Cela ne veut pas dire que tout va être facile mais que, même si les choses ne se passent pas très bien, nous continuerons à avancer. Quoi qu’il arrive, la pratique se poursuit régulièrement, patiemment. On obtiendra parfois des résultats visibles mais ce ne sera pas systématique. Par contre, la continuité dans la pratique a une faculté particulière : elle fait en sorte que toutes les expériences aident à fertiliser le terrain. La détermination nous permet de tirer parti aussi bien des moments d’inspiration que d’absence d’inspiration, des succès et des échecs, des hauts et des bas. Tout fait maintenant partie du tableau ; la vérité englobe tout. Il est très intéressant de découvrir ce qui ne nous apporte aucune énergie ou comment nous perdons de l’énergie.
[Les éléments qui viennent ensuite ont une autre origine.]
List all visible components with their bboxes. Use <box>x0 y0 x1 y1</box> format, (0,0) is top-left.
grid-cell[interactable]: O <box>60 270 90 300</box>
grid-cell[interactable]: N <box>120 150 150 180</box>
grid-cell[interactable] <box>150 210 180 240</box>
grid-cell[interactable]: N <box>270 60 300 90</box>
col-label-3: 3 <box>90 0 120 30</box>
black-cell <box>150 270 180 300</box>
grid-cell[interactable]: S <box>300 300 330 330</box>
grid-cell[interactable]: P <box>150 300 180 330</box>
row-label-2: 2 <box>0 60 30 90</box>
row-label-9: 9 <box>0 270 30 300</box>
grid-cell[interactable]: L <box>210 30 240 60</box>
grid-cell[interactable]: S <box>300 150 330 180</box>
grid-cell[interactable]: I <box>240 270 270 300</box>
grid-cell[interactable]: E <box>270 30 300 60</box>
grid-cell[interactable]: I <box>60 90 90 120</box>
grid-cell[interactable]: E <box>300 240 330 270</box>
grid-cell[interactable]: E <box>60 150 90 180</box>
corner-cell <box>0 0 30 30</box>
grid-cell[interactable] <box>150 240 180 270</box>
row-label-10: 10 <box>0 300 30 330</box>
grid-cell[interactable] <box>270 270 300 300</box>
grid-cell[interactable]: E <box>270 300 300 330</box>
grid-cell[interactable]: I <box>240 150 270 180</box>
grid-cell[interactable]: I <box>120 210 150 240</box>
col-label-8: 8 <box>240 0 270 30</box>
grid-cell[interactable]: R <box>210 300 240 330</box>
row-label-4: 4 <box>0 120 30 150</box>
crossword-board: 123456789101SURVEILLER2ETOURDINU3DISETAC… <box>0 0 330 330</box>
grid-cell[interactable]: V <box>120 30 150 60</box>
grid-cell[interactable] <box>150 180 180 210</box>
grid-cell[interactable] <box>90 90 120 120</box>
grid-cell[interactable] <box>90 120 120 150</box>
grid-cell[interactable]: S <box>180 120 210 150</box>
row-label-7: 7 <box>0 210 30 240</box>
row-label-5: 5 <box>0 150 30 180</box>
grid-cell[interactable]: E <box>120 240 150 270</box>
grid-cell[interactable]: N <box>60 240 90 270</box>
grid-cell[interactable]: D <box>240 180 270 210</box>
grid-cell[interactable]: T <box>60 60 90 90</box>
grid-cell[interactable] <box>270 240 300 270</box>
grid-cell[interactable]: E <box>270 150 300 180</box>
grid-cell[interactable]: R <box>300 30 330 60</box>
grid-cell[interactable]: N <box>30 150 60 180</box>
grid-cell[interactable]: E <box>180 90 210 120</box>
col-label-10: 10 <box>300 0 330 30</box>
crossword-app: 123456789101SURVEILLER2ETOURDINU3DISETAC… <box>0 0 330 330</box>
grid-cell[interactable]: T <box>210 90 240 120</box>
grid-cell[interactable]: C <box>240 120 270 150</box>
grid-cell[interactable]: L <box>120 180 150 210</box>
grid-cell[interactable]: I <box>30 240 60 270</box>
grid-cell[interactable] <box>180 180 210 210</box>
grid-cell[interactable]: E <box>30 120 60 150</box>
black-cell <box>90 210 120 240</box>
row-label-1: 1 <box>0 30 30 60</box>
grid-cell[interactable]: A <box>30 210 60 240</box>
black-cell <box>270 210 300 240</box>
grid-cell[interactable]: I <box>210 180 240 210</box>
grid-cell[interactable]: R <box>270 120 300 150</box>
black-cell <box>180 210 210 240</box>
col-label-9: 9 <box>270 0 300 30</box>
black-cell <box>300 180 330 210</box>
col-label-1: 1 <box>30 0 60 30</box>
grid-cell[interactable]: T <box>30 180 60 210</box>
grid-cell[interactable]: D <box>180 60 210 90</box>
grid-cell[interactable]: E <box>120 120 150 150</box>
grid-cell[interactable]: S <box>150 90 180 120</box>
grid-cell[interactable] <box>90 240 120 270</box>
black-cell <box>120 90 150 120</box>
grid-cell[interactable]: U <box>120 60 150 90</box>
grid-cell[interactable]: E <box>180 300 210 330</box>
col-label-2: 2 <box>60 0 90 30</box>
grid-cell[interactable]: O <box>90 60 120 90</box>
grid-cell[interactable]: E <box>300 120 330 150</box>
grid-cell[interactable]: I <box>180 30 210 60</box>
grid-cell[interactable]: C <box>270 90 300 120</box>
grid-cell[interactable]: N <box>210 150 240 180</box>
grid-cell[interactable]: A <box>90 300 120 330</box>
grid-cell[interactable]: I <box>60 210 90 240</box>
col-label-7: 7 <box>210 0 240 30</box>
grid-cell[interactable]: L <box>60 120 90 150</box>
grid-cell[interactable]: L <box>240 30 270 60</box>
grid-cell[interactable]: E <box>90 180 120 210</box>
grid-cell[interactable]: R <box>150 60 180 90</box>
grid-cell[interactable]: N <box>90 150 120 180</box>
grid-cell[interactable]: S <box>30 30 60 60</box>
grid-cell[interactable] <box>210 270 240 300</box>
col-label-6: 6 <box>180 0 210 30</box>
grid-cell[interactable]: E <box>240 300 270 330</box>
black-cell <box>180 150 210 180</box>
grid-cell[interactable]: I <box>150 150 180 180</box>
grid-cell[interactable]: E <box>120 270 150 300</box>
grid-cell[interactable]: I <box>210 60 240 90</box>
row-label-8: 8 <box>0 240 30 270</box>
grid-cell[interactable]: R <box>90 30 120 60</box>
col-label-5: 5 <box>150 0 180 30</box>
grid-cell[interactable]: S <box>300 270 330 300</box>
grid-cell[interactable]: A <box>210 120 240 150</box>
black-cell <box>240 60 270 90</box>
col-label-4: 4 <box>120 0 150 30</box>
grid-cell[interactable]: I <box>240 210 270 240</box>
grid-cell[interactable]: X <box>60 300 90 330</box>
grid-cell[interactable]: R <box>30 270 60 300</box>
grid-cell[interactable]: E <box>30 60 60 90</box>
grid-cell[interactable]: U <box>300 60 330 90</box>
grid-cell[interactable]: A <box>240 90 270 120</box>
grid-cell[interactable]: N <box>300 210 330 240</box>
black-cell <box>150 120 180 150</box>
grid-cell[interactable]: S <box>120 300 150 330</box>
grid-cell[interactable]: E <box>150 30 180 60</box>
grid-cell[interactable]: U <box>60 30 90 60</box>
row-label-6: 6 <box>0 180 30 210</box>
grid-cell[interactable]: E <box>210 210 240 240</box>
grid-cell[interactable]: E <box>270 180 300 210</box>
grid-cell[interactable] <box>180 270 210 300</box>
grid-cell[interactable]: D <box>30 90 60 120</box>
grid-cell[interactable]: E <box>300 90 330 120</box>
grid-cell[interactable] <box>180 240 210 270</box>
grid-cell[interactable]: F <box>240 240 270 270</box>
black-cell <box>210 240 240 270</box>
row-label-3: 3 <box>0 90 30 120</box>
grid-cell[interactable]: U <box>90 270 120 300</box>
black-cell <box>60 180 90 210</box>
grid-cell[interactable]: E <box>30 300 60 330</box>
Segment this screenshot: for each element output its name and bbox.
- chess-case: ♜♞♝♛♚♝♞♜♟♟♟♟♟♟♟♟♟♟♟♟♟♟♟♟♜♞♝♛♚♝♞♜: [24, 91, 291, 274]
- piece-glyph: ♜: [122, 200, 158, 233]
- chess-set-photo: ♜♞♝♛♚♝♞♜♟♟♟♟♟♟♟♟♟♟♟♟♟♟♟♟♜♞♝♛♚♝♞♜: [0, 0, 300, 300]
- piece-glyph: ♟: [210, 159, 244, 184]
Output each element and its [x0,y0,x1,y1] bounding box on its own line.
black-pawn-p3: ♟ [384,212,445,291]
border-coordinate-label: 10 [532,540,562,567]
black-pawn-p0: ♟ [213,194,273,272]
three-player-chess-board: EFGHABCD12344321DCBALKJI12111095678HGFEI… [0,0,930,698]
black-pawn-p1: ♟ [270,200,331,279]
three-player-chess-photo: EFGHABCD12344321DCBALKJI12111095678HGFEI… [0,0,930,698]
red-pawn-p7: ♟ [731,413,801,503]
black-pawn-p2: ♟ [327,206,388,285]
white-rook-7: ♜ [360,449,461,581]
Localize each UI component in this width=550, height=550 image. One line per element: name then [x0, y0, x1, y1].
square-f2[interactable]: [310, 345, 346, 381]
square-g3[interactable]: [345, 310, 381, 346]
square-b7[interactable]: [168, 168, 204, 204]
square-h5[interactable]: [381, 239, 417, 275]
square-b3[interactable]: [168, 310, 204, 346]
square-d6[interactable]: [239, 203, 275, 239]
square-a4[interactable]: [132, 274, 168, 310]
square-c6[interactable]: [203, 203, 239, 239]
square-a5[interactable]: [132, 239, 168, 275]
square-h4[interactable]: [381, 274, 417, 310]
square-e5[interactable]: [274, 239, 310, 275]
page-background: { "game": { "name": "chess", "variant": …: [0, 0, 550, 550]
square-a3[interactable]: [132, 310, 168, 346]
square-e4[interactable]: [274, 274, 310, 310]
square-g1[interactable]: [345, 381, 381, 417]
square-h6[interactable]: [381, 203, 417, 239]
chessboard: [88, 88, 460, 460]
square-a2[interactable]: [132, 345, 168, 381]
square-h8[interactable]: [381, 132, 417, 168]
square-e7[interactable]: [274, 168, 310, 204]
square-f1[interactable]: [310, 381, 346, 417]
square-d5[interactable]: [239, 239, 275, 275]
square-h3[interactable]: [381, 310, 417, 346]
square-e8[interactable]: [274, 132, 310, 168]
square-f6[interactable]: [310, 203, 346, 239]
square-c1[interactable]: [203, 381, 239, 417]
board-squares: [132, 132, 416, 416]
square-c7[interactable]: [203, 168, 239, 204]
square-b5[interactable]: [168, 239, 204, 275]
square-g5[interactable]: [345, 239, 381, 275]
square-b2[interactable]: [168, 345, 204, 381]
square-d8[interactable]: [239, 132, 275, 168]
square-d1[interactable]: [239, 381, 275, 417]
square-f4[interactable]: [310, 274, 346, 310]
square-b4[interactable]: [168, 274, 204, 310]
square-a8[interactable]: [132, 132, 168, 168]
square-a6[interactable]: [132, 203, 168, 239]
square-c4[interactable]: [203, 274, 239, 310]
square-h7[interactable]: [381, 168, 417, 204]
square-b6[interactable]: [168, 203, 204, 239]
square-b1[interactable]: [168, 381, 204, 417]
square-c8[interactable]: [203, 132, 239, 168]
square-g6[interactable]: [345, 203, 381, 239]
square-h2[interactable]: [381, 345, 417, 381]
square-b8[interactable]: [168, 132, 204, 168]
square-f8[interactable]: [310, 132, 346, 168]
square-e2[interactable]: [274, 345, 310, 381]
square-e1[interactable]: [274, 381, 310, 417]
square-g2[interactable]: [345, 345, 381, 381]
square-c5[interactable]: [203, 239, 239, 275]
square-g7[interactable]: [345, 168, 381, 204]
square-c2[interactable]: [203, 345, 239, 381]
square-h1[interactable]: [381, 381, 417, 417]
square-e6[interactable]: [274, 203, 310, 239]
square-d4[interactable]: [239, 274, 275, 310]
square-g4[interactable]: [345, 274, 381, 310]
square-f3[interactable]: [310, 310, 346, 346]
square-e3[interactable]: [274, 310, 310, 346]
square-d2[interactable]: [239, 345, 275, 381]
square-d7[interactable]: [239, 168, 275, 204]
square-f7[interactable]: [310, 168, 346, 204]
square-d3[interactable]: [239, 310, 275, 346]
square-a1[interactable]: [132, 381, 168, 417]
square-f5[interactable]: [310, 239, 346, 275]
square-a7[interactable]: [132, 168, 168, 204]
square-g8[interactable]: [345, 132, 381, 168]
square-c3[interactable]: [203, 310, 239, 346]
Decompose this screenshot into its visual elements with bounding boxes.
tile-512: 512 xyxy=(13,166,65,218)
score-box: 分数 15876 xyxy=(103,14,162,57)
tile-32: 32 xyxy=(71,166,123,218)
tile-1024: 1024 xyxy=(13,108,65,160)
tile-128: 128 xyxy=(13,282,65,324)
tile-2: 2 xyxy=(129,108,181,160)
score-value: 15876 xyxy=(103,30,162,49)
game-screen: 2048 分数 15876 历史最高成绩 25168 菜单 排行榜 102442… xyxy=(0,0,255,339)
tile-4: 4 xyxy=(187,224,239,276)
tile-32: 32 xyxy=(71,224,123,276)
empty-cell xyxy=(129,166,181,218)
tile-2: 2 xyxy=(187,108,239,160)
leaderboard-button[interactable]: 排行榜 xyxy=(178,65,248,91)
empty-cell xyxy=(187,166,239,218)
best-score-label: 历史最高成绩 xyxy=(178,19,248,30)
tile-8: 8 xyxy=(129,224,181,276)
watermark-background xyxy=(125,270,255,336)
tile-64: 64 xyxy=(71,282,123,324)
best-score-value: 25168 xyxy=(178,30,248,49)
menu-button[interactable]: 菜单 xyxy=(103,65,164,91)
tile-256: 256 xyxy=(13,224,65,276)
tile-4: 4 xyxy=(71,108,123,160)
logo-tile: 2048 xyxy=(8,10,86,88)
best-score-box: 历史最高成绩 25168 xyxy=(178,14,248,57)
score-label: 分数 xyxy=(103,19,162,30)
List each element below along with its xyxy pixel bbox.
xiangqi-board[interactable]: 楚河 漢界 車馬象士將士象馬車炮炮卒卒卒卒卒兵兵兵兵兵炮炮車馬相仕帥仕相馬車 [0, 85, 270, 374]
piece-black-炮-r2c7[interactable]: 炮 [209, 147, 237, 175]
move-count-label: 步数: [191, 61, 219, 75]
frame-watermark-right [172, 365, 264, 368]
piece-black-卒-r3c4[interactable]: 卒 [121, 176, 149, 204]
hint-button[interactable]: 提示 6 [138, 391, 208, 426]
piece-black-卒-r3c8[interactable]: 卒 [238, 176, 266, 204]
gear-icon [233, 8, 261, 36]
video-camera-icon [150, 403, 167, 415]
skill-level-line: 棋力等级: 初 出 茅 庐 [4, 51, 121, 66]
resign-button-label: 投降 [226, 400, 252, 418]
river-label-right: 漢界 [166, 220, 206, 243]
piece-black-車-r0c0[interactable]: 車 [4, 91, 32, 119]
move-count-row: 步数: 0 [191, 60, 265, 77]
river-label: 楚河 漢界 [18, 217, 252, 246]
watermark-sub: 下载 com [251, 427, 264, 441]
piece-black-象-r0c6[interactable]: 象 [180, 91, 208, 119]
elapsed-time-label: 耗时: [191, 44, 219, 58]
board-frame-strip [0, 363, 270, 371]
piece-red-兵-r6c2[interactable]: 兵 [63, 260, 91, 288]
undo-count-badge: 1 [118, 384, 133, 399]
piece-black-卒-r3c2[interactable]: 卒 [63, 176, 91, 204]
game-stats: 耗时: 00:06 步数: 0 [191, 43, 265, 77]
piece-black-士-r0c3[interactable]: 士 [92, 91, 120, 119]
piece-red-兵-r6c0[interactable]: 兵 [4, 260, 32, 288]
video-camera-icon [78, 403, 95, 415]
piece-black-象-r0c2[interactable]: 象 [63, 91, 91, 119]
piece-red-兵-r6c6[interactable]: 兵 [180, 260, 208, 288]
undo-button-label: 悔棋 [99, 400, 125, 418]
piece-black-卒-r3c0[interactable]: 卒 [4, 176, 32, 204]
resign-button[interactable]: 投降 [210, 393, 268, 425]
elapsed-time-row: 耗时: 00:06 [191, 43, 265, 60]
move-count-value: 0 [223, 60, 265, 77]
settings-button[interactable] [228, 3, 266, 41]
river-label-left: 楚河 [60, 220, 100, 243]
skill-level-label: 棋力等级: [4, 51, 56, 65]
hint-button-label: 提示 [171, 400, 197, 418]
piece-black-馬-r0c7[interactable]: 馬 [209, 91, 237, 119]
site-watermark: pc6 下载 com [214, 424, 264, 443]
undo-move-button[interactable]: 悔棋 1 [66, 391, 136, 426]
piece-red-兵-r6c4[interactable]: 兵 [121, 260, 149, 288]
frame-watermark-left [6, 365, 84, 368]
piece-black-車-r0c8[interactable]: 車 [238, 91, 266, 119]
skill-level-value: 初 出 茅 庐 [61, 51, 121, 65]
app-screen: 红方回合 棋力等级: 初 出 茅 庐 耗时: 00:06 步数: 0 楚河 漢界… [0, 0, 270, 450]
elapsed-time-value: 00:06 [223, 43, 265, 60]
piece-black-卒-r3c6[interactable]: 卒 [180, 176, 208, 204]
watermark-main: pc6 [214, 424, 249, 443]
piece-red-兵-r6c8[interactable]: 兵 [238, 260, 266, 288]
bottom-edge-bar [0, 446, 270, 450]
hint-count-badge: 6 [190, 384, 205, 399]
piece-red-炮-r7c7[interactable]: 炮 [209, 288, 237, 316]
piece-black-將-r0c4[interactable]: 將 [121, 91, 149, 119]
Et puis, quand l’énergie est présente, c’est très bien, nous en tirons parti ; et quand elle est absente, nous avons un autre atout : notre détermination à poursuivre la vérité jusqu’au bout.

Notons que le mot « détermination » ne s’écrit pas forcément toujours avec un D majuscule. Nous pouvons, par exemple, prendre un engagement précis pour une durée limitée. Les obstacles sont parfois épuisants mais si nous décidons de « faire un essai » pendant une semaine, un mois ou un an, nous mettons le doute en suspens pendant ce temps-là et nous orientons toute notre énergie vers la pratique. Quand la limite de temps prévue est atteinte, nous réévaluons la situation et peut-être aurons-nous envie de nous réengager pour une autre période. Il s’agit là d’une méthode de travail très efficace, en particulier sur la voie spirituelle. Nous avons des idées sur la pratique mais elles ne sont généralement pas en phase avec la réalité. Si nous nous appuyons exclusivement sur ces idées, nous serons inévitablement déçus et désillusionnés. Nous pouvons malgré tout les garder temporairement tandis que nous engrangeons une certaine expérience de terrain puis, peu à peu, intégrer la nouvelle expérience aux anciennes idées pour arriver à une compréhension plus sage.

Cela fait longtemps que nous développons et alimentons des habitudes préjudiciables, alors il est bien évident qu’elles ne vont pas disparaître en un jour. Nous pourrons peut-être en résoudre certains aspects mais elles réapparaîtront plus tard sous d’autres aspects, sous une apparence plus subtile, moins perceptible. Je pense que l’une des faiblesses de notre société moderne vient du fait que les gens n’investissent pas assez de patience et de détermination dans leur pratique. Nous sommes tellement habitués à ce que tout arrive instantanément que nous exigeons des résultats immédiats. Mais le fruit du travail sur les obstacles n’est pas simplement d’en être débarrassé. Le fait de les étudier soigneusement, minutieusement, permet d’arriver à une sagesse subtile où nous voyons clairement comment « les cinq obstacles » dont parle le Bouddha consolident l’identification à un moi, source de toutes les formes de souffrance.